PLACE DES FEMMES DANS LA SOCIETE
Céline (jeune maman) : « Le monde du travail n’est pas encore tout à fait compréhensif lorsqu’on est maman »

"Je crois qu’on est assez chanceuses au regard de bon nombre d’autres pays. Certes nos salaires sont souvent inférieurs à ceux des hommes, certes être mère et travailler confère parfois à jouer au funambule, certes on est parfois insultée dans la rue. Mais, si on voit le verre à moitié plein, on peut également se dire que la place de la femme en Belgique est assez “satisfaisante”, même si, évidemment, il y a encore du travail. Si je dois juste parler de ma situation de jeune maman, il est vrai que c’est parfois assez difficile de combiner ma vie professionnelle et ma vie de mère. S’absenter en cas de maladie, partir plus tôt pour un RDV chez le pédiatre, c’est parfois assez mal perçu et surtout culpabilisant. On se retrouve à stresser, courir pour prester ses heures au travail et arriver avant l’heure de fermeture à la crèche, travailler de chez soi tout en gardant un enfant malade, etc. Je pense sincèrement que le monde du travail n’est pas encore tout à fait compréhensif à ce point de vue-là."


DISCRIMINATIONS
Maria (femme au foyer, grand-mère, italienne) :
« A l’école, le professeur m’obligeait à lire tout haut devant la classe »

"J’ai malheureusement déjà connu des discriminations. A mon arrivée en Belgique, je ne parlais pas bien le français. A l’école, le professeur m’obligeait à lire tout haut devant la classe. Elle le faisait volontairement pour me ridiculiser. Je me souviendrai toujours du mot « perpendiculaire » qu’elle me faisait répéter sans cesse car je n’arrivais pas à le prononcer correctement. Je pense que si j’avais été un garçon, je n’aurais pas subi tout cela…"


ETRE FEMME ?
Anaïs (étudiante) :
« Le fait d’être une femme m’est souvent imposé »

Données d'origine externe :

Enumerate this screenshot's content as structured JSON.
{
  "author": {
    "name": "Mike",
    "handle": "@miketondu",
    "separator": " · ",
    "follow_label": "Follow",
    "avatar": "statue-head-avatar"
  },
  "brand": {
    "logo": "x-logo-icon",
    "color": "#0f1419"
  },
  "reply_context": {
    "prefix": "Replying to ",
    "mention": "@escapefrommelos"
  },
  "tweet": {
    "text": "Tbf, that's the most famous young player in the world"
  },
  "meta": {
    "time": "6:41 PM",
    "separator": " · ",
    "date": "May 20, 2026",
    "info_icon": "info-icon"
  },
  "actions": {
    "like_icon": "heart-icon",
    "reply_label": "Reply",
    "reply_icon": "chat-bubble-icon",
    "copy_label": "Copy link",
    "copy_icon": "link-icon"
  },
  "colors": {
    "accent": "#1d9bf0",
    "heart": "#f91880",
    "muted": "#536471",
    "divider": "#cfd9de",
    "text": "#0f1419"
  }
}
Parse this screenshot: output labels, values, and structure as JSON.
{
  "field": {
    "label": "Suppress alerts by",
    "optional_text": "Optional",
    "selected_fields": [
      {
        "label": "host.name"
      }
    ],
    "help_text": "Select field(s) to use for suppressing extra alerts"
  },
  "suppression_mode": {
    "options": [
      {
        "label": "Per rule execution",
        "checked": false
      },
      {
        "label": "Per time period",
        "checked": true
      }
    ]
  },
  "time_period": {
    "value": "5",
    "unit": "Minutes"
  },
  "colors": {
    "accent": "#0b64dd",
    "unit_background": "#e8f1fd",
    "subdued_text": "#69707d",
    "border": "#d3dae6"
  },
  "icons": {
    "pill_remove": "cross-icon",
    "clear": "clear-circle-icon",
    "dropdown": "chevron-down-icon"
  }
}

"Le sentiment d’être une femme m’apparaît en opposition aux hommes, dans mon état civil ou par rapport à la maternité. Le fait d’être une femme m’est souvent “imposé”. Au delà de ce que me renvoie la société, ma féminité, en tant que caractéristique physique, passe par le maquillage (socialement accepté pour une femme, un peu moins pour les hommes), mes seins, le fait de pouvoir me laisser pousser les cheveux, porter des talons, etc. Cest donc souvent dans un jeu de séduction. Quant aux caractéristiques mentales, il m’est difficile de sortir les stéréotypes qu’on retrouve partout autour de nous. Sommes-nous vraiment plus sensibles, patientes, etc (caractéristiques dites féminines). Est-ce que ces traits de caractère sont vraiment liés au fait d’avoir un utérus?"


LA JOURNEE DE LA FEMME

Clémentine (assistante sociale) : « Le 8 mars, c’est l’occasion de sensibiliser »

"Pour moi, le 8 mars représente beaucoup de choses: l’égalité entre les hommes et les femmes, la violence entre partenaires et surtout la condition de la femme dans certains pays. C’est aussi l’occasion de mettre en place un plan de prévention et de sensibilisation, notamment à travers la campagne du Ruban blanc, l’art, les reportages et articles, la campagne « Fred et Marie », etc."